Offers Vista support olive-branch... but does Mozilla need its help?

Tags: microsoft, vista, mozilla, firefox

By Colin Barker

Published: 22 August 2006 16:40 BST

The head of Microsoft's open source business has offered help to get Firefox to work with the upcoming Vista operating system but it remains to be seen if Mozilla and the open source community will respond positively to the gesture.

Sam Ramji, director of Microsoft's open source software lab, posted an open invitation to work with Microsoft on a Mozilla development discussion group on Monday.

Ramji wrote: "I'm writing to see if you are open to some 1:1 support in getting Firefox and Thunderbird to run on Vista."

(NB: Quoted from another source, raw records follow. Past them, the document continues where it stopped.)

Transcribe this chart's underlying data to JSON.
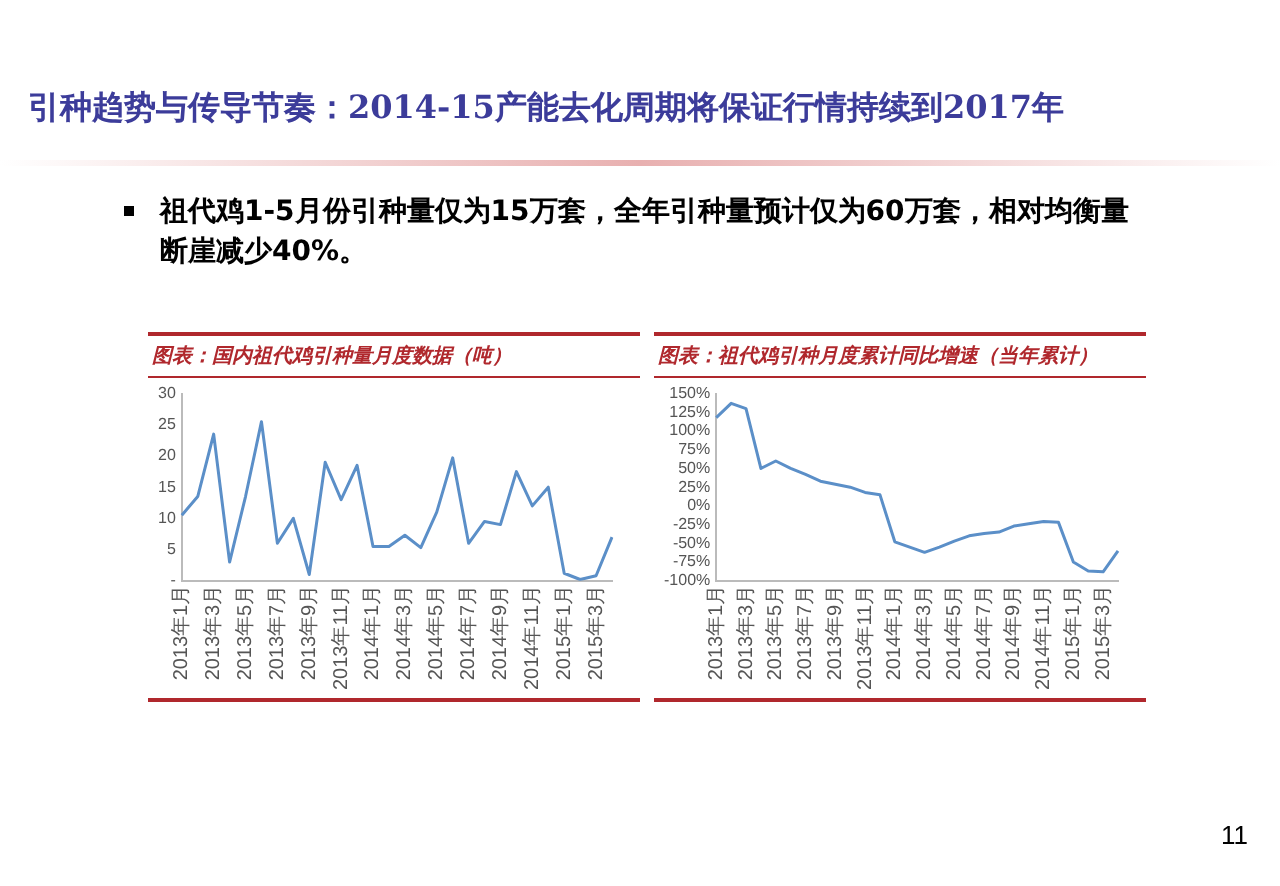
{
  "chart_data": [
    {
      "type": "other",
      "title": "引种趋势与传导节奏：2014-15产能去化周期将保证行情持续到2017年",
      "annotations": [
        "祖代鸡1-5月份引种量仅为15万套，全年引种量预计仅为60万套，相对均衡量断崖减少40%。",
        "11"
      ]
    },
    {
      "type": "line",
      "title": "图表：国内祖代鸡引种量月度数据（吨）",
      "categories": [
        "2013年1月",
        null,
        "2013年3月",
        null,
        "2013年5月",
        null,
        "2013年7月",
        null,
        "2013年9月",
        null,
        "2013年11月",
        null,
        "2014年1月",
        null,
        "2014年3月",
        null,
        "2014年5月",
        null,
        "2014年7月",
        null,
        "2014年9月",
        null,
        "2014年11月",
        null,
        "2015年1月",
        null,
        "2015年3月",
        null
      ],
      "series": [
        {
          "color": "#5b8fc8",
          "values": [
            10.5,
            13.5,
            23.5,
            3,
            13.5,
            25.5,
            6,
            10,
            1,
            19,
            13,
            18.5,
            5.5,
            5.5,
            7.3,
            5.3,
            11,
            19.7,
            6,
            9.5,
            9,
            17.5,
            12,
            15,
            1.2,
            0.2,
            0.8,
            7
          ]
        }
      ],
      "ylim": [
        0,
        30
      ],
      "yticks": [
        {
          "value": 0,
          "label": "-"
        },
        5,
        10,
        15,
        20,
        25,
        30
      ]
    },
    {
      "type": "line",
      "title": "图表：祖代鸡引种月度累计同比增速（当年累计）",
      "categories": [
        "2013年1月",
        null,
        "2013年3月",
        null,
        "2013年5月",
        null,
        "2013年7月",
        null,
        "2013年9月",
        null,
        "2013年11月",
        null,
        "2014年1月",
        null,
        "2014年3月",
        null,
        "2014年5月",
        null,
        "2014年7月",
        null,
        "2014年9月",
        null,
        "2014年11月",
        null,
        "2015年1月",
        null,
        "2015年3月",
        null
      ],
      "series": [
        {
          "color": "#5b8fc8",
          "values": [
            118,
            137,
            130,
            50,
            60,
            50,
            42,
            33,
            29,
            25,
            18,
            15,
            -48,
            -55,
            -62,
            -55,
            -47,
            -40,
            -37,
            -35,
            -27,
            -24,
            -21,
            -22,
            -75,
            -87,
            -88,
            -60
          ]
        }
      ],
      "ylim": [
        -100,
        150
      ],
      "yticks": [
        {
          "value": -100,
          "label": "-100%"
        },
        {
          "value": -75,
          "label": "-75%"
        },
        {
          "value": -50,
          "label": "-50%"
        },
        {
          "value": -25,
          "label": "-25%"
        },
        {
          "value": 0,
          "label": "0%"
        },
        {
          "value": 25,
          "label": "25%"
        },
        {
          "value": 50,
          "label": "50%"
        },
        {
          "value": 75,
          "label": "75%"
        },
        {
          "value": 100,
          "label": "100%"
        },
        {
          "value": 125,
          "label": "125%"
        },
        {
          "value": 150,
          "label": "150%"
        }
      ]
    }
  ]
}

He stressed Microsoft is "committed to evolving our thinking beyond commercial companies to include open source projects" in the Vista project.

Ramji was also anxious that Mozilla and the open source community should not take the offer lightly. He stressed his contribution to Vista is the "non-trivial effort of getting slots for non-commercial open source projects".

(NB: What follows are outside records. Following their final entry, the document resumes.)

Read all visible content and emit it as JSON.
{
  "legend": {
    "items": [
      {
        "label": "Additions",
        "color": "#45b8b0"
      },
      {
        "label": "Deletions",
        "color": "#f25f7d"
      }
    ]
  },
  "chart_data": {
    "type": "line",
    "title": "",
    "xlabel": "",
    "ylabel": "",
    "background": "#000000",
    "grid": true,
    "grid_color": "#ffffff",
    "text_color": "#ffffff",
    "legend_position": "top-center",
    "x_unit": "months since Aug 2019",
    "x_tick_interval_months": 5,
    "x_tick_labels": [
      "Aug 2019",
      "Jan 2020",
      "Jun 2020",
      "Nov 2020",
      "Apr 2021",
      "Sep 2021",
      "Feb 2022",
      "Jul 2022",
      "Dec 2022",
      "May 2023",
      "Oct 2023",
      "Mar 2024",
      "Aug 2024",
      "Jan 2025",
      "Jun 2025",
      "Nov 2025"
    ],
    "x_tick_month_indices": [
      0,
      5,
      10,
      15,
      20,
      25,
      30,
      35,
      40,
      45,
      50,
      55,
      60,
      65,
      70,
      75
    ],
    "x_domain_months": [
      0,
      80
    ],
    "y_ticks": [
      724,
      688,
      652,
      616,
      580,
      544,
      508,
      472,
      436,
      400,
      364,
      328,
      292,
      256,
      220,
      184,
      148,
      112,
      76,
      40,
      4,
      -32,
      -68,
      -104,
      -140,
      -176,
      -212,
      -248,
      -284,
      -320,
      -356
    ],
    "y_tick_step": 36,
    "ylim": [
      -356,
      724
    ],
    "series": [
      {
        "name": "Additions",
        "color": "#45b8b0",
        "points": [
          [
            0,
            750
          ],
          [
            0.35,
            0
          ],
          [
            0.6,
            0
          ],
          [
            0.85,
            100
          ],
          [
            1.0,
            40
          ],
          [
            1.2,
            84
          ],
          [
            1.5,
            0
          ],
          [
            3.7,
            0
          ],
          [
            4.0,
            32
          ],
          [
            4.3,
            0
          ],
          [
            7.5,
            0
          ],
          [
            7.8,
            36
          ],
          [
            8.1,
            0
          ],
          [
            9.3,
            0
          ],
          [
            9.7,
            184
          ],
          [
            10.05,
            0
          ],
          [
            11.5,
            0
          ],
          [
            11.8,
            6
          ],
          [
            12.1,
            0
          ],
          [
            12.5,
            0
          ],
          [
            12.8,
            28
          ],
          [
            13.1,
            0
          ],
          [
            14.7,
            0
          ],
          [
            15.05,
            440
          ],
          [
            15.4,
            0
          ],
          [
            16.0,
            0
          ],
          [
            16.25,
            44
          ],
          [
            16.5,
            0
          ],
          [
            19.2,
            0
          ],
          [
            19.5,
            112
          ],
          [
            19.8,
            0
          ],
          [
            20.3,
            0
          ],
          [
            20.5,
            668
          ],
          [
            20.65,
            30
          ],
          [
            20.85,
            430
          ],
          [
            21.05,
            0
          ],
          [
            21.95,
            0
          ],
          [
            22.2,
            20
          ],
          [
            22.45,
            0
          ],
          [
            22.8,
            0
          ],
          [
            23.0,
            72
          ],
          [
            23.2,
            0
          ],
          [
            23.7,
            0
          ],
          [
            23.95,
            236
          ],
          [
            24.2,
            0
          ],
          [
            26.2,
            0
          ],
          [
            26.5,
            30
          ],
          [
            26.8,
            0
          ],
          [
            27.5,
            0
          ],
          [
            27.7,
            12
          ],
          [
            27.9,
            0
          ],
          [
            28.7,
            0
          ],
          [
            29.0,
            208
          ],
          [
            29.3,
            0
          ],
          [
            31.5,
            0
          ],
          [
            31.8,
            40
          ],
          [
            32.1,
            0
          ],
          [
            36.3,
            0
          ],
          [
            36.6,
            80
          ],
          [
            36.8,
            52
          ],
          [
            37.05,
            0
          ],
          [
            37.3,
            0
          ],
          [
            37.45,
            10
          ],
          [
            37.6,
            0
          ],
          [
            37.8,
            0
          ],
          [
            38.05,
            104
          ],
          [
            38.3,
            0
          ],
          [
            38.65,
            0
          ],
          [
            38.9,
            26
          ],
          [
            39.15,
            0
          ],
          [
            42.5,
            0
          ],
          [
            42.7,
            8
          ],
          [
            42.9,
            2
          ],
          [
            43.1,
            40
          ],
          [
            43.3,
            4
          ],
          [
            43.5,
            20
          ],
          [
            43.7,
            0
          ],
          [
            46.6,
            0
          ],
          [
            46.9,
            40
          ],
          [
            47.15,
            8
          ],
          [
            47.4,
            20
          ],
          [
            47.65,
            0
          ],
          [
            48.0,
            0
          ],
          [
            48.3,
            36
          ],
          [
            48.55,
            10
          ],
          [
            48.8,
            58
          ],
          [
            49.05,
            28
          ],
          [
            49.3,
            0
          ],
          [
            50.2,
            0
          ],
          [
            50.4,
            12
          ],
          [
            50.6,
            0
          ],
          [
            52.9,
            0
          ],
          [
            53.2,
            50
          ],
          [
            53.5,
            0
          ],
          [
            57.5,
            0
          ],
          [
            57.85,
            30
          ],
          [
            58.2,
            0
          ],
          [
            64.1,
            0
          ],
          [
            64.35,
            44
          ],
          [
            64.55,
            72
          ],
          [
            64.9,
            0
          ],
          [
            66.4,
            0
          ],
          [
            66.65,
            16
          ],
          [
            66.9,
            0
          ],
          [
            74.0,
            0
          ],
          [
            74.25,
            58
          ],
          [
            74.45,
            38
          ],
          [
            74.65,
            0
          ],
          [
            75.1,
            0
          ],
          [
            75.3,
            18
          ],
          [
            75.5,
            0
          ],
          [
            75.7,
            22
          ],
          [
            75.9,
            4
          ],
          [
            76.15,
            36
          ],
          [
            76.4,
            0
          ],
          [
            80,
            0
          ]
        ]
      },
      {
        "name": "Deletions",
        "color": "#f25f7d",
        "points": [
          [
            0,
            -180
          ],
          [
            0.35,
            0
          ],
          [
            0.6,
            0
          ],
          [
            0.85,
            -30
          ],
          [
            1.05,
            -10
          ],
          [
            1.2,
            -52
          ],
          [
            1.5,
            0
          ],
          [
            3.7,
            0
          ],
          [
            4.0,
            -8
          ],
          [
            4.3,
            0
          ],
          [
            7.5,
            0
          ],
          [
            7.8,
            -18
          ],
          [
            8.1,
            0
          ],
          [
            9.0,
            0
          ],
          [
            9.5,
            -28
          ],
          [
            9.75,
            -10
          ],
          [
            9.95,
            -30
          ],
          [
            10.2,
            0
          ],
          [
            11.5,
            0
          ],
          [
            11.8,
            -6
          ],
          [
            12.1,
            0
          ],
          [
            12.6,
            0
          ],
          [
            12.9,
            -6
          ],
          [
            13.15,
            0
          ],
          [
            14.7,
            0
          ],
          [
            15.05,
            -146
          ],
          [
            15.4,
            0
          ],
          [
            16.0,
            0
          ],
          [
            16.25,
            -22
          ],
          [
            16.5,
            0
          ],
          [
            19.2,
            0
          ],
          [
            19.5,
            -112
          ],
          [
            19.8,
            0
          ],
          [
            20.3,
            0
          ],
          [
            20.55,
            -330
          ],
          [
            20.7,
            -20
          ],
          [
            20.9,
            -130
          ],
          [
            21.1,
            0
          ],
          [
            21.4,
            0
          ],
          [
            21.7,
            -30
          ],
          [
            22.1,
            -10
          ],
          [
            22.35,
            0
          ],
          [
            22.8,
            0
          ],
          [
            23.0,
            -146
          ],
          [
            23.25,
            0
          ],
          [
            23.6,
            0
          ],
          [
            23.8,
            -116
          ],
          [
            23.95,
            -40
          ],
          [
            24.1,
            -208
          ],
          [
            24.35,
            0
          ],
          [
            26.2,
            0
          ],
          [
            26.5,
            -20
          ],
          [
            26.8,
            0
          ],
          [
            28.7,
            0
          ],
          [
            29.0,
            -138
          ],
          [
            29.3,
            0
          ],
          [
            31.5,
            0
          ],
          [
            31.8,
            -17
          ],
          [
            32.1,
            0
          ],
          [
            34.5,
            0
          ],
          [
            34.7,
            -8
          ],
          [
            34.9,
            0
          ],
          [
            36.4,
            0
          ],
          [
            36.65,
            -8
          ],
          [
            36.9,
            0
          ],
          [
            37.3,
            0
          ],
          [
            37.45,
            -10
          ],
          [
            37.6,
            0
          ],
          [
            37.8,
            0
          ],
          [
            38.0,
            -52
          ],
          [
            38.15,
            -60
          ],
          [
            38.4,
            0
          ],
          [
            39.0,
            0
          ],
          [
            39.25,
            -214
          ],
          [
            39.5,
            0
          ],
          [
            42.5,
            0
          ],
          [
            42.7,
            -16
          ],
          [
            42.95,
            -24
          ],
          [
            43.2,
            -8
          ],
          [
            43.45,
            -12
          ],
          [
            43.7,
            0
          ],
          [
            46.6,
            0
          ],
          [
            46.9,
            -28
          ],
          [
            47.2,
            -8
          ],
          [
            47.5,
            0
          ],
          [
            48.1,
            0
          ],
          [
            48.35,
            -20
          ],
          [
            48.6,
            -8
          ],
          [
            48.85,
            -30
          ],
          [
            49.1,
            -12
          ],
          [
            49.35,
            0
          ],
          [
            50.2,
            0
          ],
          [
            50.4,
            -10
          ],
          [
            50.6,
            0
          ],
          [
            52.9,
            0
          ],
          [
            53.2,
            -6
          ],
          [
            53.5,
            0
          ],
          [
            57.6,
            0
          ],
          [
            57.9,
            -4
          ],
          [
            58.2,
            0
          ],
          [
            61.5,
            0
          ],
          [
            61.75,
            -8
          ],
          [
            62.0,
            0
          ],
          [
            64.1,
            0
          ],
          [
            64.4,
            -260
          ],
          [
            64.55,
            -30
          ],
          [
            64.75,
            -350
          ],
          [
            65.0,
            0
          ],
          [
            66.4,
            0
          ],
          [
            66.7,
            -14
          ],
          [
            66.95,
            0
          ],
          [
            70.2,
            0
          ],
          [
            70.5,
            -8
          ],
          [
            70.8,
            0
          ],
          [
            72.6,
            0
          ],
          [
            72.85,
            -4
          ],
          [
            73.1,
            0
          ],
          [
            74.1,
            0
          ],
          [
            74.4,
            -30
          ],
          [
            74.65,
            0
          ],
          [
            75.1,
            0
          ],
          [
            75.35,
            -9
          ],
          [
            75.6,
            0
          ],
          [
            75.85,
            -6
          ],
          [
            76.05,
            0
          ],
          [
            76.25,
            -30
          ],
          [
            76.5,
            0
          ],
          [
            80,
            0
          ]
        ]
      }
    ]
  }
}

The early signs from the open source community are that some are suspicious of Microsoft's motives.

But others said Monday's offer is a sign Microsoft is changing. The company has finally realised "ultimately… proprietary technologies will always get replaced by an industry-supported, open-standard alternative, hence the embrace of RSS, Open Source Lab, XML and royalty-free access to Open XML", posted one enthusiast on the Ars Technica website.

Firefox already runs successfully on existing Windows, Linux and Macintosh operating systems. Testing by silicon.com sister site ZDNet UK found it also runs well in Vista beta 2, so it's not clear why Mozilla would need help from Microsoft.

However, the Vista Readiness Labs does include use of Microsoft's Application Compatibility Toolkit, which tests more of a product than might be explored during normal use.

Mozilla Europe said it is "too early to comment" on Microsoft's offer.